9. Second Appeal No. 959 of 1928 is dismissed with costs, and Second Appeal No. 960 of 1928 will be allowed, also with costs throughout.
10. I entirely agree. I might add a few words as to the question whether the human plaintiff is entitled to represent the idol in the present suit, As found by both Courts, he has proved that he was a de facto vahivatdar of the affairs of this idol. He collected certain sums of money, and had the temple repaired. He seems to have been a pensioner free to devote his time to work of public utility of this sort, and none of the other members of the Ubhayakar family, who are the devotees of this temple, have ever objected to his activities.
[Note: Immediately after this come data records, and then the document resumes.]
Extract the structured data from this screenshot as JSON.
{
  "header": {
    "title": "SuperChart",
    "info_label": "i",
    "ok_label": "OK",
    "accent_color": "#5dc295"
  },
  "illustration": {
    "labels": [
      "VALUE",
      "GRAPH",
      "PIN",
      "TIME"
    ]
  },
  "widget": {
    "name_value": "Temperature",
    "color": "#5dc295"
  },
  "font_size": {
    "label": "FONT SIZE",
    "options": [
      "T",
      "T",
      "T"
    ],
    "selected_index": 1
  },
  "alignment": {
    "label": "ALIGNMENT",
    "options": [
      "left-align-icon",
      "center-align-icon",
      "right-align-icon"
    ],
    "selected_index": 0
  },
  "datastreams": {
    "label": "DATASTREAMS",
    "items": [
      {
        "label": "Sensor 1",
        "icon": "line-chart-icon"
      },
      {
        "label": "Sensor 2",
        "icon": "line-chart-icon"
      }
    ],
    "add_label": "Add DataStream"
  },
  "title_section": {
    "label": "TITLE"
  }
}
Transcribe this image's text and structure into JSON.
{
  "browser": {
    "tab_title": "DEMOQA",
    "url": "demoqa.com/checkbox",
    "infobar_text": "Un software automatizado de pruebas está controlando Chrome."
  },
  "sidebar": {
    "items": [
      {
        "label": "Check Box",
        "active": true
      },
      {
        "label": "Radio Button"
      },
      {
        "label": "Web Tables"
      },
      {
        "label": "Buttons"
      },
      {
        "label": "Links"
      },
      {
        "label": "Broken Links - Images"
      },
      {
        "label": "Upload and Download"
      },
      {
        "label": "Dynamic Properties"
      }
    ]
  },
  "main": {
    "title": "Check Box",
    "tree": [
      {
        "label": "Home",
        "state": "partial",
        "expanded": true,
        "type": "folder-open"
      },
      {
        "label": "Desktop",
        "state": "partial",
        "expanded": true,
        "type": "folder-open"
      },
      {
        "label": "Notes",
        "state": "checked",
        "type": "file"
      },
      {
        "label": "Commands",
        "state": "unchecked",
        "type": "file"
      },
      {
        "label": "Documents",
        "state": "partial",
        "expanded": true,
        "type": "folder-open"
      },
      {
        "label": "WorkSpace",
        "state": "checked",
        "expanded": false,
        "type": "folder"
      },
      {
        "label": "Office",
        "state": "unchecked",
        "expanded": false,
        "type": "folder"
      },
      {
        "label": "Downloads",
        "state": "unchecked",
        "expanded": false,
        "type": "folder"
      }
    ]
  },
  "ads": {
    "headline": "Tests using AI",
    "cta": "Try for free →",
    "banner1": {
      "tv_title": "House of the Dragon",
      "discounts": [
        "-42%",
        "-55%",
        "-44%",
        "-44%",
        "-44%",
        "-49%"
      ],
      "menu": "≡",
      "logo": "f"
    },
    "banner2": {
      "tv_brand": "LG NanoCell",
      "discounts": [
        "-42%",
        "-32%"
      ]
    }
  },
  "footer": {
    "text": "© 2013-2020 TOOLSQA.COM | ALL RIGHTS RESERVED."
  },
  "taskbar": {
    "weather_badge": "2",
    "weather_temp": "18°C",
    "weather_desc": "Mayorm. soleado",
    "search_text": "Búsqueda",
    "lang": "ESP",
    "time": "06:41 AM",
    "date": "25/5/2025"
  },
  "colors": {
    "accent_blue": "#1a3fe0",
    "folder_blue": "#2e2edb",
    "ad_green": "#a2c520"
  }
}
Not only that but he has also filed a document signed by a large number of members of this family agreeing to his bringing the suit, and although a public notice was issued asking any one else interested in the affairs of this temple to appear, no one asked to be joined as plaintiff or objected to the present plaintiff continuing the suit. The cases referred to by my learned brother in Administrator General of Bengal v. BalJcissen Misser I.L.R. (1924) Cal. 953 and Thackersey Dewraj v. Hurbhum Nurrsay I.L.R. (1883) Bom. 432 show that the Courts would allow any proper person to bring a suit on behalf of an idol when the property belonging to the idol is being interfered with by trespassers or being misappropriated. In the present case everything goes to show that the present human plaintiff who calls himself the vahivatdar is a proper person to bring the suit, and there is no reason why he should not be allowed to maintain the suit in order to preserve the property of the idol. The cases in which the status of being vahivatdar or manager or trustee is disputed between the parties to the suit will obviously have no application to the present suit, in which the human plaintiff is the only person who claims to act on behalf of the idol, and no one else has challenged that position.